Specifically, the use of MRIs and PET scans has allowed researchers to study the actual functional activity of different circuits and regions of the brain, Lieberman noted. Further, PET scans provided a look at the chemistry of the brain, which has allowed for the development of more sophisticated pathological theories. These measures, he said, were used to develop treatments while also allowing measurement of the effectiveness of both medication-based therapies and psychotherapies.

As an example, Lieberman cited the use of imaging in the treatment of post-traumatic stress disorder (PTSD). The disorder, a hyperarousal that chronically persists even in the absence of threatening stimulation, is treated through a method called desensitization. Over time, researchers have been able to fine-tune the desensitization therapies and treatments by accessing electronic images of the brain, which can show if there’s been a reduction in the activation of the affected amygdala.

Lieberman noted that despite progress in this area, technology has not replaced interaction with the individual patient; however, as technology continues to evolve, he expects the diagnoses of mental disorders to be refined.

“By the use of different technologies including genetics (and) imaging, including electrophysiological assessments, which are kind of EEG based, what we’ll have is one test that can confirm conditions that were previously defined by clinical description of systems,” Lieberman said. “I think, of all the disciplines that will do this, genetics will be the most informative.”

Just as genetics is currently used to diagnose cancer using anatomy and histology, Lieberman said the expanding field is helping researchers distinguish mental illness in individuals with certain genetic mutations. He expects that in the future, doctors will use “biochips” to routinely screen patients and provide a targeted therapy against the gene or gene product. These chips will have panels of genes known to be potentially associated with the risk for mental illness.

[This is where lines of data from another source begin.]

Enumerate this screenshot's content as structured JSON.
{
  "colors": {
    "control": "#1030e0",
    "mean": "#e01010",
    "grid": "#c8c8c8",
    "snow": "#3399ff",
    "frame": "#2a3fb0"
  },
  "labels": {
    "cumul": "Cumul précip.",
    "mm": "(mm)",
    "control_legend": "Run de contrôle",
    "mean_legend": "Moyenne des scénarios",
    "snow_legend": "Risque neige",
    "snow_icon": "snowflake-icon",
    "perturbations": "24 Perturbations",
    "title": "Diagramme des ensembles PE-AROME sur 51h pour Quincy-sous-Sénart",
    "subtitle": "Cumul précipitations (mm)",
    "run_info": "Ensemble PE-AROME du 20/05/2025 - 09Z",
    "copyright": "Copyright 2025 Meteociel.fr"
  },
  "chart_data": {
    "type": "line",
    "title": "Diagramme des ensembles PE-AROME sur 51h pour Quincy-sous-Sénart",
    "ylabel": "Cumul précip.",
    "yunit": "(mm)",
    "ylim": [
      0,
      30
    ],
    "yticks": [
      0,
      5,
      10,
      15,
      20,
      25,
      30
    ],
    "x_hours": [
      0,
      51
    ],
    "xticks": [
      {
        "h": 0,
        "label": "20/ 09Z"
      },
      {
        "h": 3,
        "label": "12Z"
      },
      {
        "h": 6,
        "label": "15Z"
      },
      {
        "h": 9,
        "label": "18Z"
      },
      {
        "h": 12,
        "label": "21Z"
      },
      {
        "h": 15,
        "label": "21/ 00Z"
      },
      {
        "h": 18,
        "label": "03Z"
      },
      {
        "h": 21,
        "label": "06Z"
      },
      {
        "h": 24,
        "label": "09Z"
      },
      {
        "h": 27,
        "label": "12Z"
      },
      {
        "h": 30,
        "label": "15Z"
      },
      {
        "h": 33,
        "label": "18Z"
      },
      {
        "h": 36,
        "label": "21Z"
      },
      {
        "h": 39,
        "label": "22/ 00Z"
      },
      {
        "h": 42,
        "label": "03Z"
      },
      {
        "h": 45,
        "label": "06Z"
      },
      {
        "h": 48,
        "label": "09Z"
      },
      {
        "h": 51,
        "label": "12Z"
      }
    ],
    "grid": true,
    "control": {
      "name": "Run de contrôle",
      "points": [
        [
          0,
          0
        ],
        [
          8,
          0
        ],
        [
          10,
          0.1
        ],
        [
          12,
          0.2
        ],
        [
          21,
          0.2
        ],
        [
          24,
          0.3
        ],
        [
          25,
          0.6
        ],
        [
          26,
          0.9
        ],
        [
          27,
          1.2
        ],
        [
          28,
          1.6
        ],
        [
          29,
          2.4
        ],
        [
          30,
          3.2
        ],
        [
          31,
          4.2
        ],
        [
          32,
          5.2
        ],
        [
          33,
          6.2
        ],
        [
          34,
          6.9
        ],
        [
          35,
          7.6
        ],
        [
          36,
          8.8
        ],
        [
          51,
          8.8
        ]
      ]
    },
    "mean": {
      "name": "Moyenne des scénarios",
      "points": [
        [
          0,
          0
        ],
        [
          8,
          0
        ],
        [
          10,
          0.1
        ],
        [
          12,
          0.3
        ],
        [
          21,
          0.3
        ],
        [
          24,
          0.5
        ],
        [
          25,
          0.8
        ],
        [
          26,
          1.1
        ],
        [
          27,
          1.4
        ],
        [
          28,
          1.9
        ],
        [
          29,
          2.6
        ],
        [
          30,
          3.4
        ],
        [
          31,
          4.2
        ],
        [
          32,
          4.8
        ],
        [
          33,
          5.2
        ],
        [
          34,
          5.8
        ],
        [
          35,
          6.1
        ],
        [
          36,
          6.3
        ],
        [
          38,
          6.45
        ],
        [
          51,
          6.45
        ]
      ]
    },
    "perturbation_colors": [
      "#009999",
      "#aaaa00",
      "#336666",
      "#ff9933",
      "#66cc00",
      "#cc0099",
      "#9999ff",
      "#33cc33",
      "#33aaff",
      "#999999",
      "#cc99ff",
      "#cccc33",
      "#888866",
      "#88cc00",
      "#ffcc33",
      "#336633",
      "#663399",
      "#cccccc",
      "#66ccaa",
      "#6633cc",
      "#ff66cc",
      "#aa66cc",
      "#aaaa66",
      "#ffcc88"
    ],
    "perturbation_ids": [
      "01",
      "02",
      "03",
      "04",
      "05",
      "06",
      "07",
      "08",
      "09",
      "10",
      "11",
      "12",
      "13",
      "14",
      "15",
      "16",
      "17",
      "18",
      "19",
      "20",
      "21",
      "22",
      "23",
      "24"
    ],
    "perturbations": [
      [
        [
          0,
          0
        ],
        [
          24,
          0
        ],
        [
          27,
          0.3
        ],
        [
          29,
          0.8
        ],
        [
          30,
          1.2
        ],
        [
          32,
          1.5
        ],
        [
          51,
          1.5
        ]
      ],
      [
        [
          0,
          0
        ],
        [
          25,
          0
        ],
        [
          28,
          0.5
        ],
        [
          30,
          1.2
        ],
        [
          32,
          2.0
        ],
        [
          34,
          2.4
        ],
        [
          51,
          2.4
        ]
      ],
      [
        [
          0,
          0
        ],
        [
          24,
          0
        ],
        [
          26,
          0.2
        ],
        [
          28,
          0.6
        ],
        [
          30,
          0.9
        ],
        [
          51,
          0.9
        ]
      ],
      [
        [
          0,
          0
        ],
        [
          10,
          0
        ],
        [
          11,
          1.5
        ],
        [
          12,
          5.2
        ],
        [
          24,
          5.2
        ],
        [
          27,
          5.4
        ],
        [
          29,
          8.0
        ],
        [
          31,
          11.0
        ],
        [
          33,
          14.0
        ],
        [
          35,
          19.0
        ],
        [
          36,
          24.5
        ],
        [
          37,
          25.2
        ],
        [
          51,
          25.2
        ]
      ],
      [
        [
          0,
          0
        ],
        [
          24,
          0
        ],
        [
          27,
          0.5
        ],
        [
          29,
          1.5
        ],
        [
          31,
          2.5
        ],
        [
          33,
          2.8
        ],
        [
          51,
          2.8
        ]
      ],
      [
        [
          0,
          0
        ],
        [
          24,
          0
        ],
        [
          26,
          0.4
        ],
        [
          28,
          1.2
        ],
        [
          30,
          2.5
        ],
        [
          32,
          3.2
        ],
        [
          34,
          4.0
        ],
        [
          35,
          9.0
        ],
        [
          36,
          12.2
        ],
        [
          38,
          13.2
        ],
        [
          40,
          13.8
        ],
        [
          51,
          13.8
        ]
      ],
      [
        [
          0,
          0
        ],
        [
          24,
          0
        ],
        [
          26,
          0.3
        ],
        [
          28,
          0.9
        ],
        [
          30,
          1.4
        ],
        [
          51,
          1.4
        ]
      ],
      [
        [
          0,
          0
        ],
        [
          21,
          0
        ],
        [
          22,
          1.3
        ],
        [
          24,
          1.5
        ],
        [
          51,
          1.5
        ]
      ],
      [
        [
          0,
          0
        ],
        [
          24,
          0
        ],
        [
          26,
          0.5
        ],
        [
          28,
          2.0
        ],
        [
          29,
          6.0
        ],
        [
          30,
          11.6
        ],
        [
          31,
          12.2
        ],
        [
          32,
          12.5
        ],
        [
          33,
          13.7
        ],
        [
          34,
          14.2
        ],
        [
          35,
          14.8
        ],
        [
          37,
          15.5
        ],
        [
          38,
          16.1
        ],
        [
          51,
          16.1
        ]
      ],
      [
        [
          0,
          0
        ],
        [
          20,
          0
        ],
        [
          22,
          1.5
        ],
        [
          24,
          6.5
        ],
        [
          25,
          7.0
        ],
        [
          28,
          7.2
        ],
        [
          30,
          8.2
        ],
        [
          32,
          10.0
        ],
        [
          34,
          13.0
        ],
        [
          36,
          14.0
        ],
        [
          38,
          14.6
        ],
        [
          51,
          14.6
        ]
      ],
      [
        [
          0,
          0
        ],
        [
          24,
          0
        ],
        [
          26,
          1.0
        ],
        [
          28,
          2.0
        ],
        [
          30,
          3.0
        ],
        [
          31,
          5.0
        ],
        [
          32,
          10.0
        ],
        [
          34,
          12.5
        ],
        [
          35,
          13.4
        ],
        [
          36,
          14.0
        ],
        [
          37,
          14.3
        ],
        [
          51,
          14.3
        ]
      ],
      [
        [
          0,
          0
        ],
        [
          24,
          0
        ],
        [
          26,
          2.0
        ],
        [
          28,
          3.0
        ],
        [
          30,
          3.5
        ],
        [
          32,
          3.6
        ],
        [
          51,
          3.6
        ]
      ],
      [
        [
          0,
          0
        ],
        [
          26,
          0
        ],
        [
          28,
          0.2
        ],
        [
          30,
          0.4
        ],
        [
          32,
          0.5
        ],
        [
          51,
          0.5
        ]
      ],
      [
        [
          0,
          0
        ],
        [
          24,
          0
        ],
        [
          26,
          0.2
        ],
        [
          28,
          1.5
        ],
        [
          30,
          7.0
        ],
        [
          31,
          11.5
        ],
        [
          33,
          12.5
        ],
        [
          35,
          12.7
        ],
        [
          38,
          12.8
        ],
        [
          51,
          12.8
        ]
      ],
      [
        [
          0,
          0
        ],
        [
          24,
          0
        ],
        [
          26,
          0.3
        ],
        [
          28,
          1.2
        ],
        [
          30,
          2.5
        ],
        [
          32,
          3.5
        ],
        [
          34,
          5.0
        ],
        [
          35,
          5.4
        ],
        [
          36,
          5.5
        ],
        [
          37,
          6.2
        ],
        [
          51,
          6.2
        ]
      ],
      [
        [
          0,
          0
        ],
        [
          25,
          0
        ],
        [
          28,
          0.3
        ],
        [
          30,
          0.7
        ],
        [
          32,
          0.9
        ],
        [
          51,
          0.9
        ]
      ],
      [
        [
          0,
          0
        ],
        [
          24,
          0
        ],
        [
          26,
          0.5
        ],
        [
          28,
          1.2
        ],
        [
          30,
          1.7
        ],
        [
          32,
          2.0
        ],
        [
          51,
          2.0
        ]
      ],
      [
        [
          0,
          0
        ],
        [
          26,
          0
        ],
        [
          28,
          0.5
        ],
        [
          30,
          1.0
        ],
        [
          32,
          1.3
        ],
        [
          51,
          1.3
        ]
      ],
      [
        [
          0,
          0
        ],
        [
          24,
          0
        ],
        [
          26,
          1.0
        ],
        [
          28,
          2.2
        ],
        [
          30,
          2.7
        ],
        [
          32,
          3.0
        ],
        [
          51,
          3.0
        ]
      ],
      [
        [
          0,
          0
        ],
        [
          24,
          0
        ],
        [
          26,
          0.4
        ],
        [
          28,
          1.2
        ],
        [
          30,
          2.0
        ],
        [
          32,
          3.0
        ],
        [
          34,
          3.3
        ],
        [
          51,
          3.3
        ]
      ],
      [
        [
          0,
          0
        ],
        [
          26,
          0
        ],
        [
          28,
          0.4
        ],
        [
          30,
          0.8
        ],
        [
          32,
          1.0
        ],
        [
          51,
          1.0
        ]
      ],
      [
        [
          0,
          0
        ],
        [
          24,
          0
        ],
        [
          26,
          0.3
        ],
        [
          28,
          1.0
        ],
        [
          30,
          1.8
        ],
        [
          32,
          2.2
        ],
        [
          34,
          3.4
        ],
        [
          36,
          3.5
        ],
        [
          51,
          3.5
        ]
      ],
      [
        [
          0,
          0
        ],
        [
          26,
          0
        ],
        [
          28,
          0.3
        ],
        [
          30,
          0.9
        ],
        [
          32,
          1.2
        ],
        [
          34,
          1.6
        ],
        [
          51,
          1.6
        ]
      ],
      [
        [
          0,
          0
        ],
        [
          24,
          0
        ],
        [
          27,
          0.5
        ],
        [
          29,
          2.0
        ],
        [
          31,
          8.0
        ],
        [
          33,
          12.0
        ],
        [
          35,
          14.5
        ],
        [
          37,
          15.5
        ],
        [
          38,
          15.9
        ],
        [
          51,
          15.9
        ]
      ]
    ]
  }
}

“Someone used the analogy of saying the way we treat depression now is as if you needed to put coolant into your car. Instead of putting it into the radiator, you just dump it on the engine,” he said. “So genetics will probably be the most powerful method to really tailor to the individual and use this technique of precision and personalized medicine.”

Lieberman also sees additional promise in magnetic stimulation, deep brain stimulation through the surgical implanting of electrodes, and optogenetics. Though he has plenty of optimism for these treatments and other potential treatments for mental illness, much of their continued growth may hinge on government policy and budgets. Recent coverage of gun violence in the United States, and a public call for better means by which to screen individuals for mental health inflictions, may be an unfortunate catalyst in moving funding forward in this research arena. A recent article from the UK’s Telegraph discusses Google’s newfound interest in this research, with former US Head of the National Institute of Mental Health now in a position at Google Life Sciences.

“Science, technology and healthcare are doing very well, but when it comes to the governmental process, I think we’re in trouble,” he said. “A welcome development in this regard is President Obama’s Human Brain Initiative, which if you look at the description of it, (is) basically to develop new tools in neurotechnology that can really move forward in a powerful way of being able to measure the function of the brain. Not by single cells or single circuits, but by thousands or tens of thousands of cells and multiple circuits simultaneously. That’s what we need.”